IBTimes.ID – Ulil Abshar Abdalla adalah pengampu ngaji Kitab Ihya Ulumuddin karya Imam Ghazali. Sebelumnya, Ulil adalah sosok yang kontroversial. Ia adalah pendiri Jaringan Islam Liberal (JIL), sebuah komunitas yang menjadi bulan-bulanan oleh sebagian umat Islam di Indonesia. Karena JIL, Ulil pernah mendapatkan fatwa mati dari Forum Ulama Umat Islam.
Kini, dalam beberapa tahun terakhir, Ulil lebih banyak mengkaji kitab Ihya Ulumuddin karya Imam Al-Ghazali. Kitab Ihya adalah salah satu mahakarya Imam Ghazali yang identik dengan tasawuf. Hal ini membuat banyak orang berpikir bahwa Ulil telah berubah, dari yang sebelumnya menjadi pelopor Islam liberal, menjadi pegiat tasawuf.
Namun, apakah Ulil benar-benar berubah? Ulil menyebut bahwa dirinya tengah kembali lagi ke tradisi. Namun, ia tidak kembali lagi ke tradisi dengan kacamata lama, melainkan kembali lagi ke tradisi dengan kacamata yang baru. Menurutnya, tradisi bisa dilihat dari berbagai kacamata.
Ulil tumbuh di dalam pesantren. Namun, sejak berada di pesantren pula, ia sudah mulai sering mempertanyakan ajaran-ajaran Islam yang tidak rasional. Saat itu, ia tidak berani mempertanyakan hal-hal tersebut secara terbuka.
Dalam perkembangannya, ia bergelut dengan berbagai sumber bacaan yang liberal, yang mempertanyakan ajaran-ajaran Islam yang sudah tidak lagi kontekstual. Ia juga dipengaruhi oleh Cak Nur, Gus Dur, Munawir Sjadzali, Masdar Farid, Dawam Rahardjo, Djohan Efendi, dan lain-lain.
“Orang-orang itu mempengaruhi saya. Saya kemudian merasa tidak puas dengan pemahaman keislaman saya yang saya terima dari tradisi pesantren. Saya mempersoalkan itu. Pengalaman beragama yang cenderung mempersoalkan seperti ini juga akan menjadi corak beragama generasi muda sekarang,” ujar Ulil.

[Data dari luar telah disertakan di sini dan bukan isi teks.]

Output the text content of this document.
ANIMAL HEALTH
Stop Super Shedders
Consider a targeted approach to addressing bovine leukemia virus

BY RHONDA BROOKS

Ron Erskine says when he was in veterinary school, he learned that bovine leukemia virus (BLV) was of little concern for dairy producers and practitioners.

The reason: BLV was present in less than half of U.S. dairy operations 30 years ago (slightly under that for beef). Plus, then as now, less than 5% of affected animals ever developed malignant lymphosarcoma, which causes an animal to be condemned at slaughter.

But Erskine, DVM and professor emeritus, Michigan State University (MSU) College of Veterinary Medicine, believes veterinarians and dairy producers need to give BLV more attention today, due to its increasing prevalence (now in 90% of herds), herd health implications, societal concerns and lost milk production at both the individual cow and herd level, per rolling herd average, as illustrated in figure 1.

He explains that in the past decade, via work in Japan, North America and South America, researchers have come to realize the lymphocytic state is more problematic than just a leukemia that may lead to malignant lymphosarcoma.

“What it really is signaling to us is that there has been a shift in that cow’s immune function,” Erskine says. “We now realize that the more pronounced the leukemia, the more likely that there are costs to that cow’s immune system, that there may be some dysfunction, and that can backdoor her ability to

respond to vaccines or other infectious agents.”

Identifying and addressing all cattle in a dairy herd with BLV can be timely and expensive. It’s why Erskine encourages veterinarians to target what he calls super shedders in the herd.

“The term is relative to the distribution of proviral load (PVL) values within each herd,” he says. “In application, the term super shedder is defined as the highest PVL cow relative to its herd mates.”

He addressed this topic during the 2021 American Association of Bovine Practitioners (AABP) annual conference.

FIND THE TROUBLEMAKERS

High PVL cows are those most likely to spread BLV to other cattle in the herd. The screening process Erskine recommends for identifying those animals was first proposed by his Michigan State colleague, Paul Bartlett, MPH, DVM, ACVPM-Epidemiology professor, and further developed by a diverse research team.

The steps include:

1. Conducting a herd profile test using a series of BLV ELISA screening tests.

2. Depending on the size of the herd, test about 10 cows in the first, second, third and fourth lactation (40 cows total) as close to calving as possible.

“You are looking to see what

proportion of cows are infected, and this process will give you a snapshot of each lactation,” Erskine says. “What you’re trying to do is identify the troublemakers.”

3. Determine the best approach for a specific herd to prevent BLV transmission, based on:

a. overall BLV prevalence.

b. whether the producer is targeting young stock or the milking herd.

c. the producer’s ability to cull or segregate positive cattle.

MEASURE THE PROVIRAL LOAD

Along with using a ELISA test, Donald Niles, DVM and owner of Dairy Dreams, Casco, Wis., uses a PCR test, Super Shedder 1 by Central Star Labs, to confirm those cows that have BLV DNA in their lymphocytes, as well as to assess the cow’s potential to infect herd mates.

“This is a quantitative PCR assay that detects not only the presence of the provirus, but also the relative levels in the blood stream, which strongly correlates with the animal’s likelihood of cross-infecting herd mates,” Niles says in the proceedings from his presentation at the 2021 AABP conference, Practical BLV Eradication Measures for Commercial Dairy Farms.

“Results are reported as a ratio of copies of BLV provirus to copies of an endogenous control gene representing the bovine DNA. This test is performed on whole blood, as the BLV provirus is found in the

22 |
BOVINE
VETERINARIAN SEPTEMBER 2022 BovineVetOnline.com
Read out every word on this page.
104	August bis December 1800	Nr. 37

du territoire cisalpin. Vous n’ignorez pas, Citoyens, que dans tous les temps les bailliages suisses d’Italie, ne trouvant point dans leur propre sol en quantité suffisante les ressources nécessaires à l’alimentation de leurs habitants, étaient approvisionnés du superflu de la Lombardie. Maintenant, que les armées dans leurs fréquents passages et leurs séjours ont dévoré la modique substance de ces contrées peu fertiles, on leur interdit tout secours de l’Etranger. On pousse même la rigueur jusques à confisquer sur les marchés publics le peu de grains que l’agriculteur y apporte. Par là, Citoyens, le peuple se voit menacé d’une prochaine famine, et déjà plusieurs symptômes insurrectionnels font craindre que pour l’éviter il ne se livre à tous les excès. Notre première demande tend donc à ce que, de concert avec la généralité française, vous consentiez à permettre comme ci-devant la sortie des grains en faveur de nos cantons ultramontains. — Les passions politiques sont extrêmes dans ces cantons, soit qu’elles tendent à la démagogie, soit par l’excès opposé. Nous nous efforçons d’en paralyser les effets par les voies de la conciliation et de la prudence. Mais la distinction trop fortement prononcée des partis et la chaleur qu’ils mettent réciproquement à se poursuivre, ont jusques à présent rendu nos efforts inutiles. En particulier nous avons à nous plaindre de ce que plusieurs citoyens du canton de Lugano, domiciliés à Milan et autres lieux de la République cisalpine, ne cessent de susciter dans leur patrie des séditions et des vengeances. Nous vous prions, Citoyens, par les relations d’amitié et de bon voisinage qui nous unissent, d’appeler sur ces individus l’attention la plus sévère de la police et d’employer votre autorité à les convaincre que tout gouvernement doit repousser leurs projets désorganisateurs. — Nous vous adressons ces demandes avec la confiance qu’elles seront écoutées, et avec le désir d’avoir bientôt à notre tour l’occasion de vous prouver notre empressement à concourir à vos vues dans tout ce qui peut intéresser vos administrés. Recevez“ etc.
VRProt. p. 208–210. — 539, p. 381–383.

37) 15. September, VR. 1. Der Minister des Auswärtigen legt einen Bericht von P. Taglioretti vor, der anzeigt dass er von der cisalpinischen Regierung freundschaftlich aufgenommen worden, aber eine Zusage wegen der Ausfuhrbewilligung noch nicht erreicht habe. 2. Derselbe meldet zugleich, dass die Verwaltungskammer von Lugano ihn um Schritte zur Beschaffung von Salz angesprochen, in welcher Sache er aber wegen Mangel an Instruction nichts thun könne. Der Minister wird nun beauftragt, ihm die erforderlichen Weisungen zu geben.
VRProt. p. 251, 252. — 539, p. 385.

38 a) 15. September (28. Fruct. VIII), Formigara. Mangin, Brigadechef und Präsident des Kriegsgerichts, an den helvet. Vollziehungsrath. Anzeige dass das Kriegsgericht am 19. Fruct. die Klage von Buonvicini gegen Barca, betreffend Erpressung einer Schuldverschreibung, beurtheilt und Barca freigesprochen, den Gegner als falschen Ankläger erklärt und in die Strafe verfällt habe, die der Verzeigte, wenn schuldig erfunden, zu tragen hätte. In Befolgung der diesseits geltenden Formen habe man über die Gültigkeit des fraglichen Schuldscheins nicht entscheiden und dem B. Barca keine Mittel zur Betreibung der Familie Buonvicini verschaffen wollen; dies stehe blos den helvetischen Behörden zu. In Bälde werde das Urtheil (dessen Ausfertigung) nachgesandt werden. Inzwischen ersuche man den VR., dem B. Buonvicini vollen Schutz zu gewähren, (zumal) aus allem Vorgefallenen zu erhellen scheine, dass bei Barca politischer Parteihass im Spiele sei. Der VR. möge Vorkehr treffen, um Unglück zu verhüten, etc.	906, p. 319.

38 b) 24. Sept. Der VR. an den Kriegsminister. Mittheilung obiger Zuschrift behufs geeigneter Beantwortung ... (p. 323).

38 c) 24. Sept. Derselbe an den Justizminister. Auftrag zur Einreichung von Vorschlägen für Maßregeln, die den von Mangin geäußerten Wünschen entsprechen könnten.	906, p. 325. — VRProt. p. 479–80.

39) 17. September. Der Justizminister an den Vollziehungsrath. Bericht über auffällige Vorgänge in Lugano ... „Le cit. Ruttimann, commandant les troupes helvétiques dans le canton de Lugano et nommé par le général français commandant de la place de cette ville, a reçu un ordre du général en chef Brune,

Hal tersebut ia sampaikan dalam perayaan Ulil Abshar Abdalla ke 55. Dalam memperingati ultahnya, Caknurian Urban Sufism Society menggelar perayaan dengan tema Ulil Abshar Abdalla & Transformasi Manusia Rohani pada Selasa (11/1). Kegiatan tersebut digelar secara hybrid online & offline.
Menurut Ulil, dengan mengkaji Ihya, ia kembali kepada tradisi dengan berbagai pengalaman yang penuh dengan pemberontakan terhadap ajaran-ajaran Islam yang tidak kontekstual. Ia kembali kepada tradisi dengan kesadaran bahwa tradisi adalah sesuatu yang tidak boleh diterima begitu saja. Maka, ketika membaca Ihya, ia juga berhadapan dengan sejumlah pertanyaan dan masalah.
“Kita tahu, Al-Ghazali itu hidup di abad kesepuluh. Kita dengan Al-Ghazali terpisah waktu yang cukup panjang. Jadi kita tidak bisa membaca Al-Ghazali dengan seolah-olah tidak ada masalah atau tidak ada pertanyaan sama sekali,” tegas Ulil.
Ulil masih memiliki semangat untuk mempersoalkan. Semangat ini adalah semangat yang berharga. Semangat ini, imbuhnya, telah ada sejak periode JIL. Namun, bedanya, JIL tidak memiliki perhatian yang lebih terhadap tradisi.
Ulil menyebut bahwa di dalam tradisi, ada hal-hal yang bisa dikembangkan, ada hal-hal yang bisa dikritik, bahkan ada hal-hal yang bisa dibuang karena tidak lagi relevan. Menurutnya, tugas umat Islam sekarang adalah membuat tradisi menjadi relevan dengan zaman dan relevan untuk umat Islam.
“Karena ada yang membaca tradisi seolah-olah tradisi itu tidak memiliki konteks. Mengutip Al-Jabiri, tradisi perlu dibaca sesuai dengan konteksnya dan harus dibawa ke konteks kita sehingga relevan. Maka, tradisi perlu dibaca ulang,” tutup Ulil.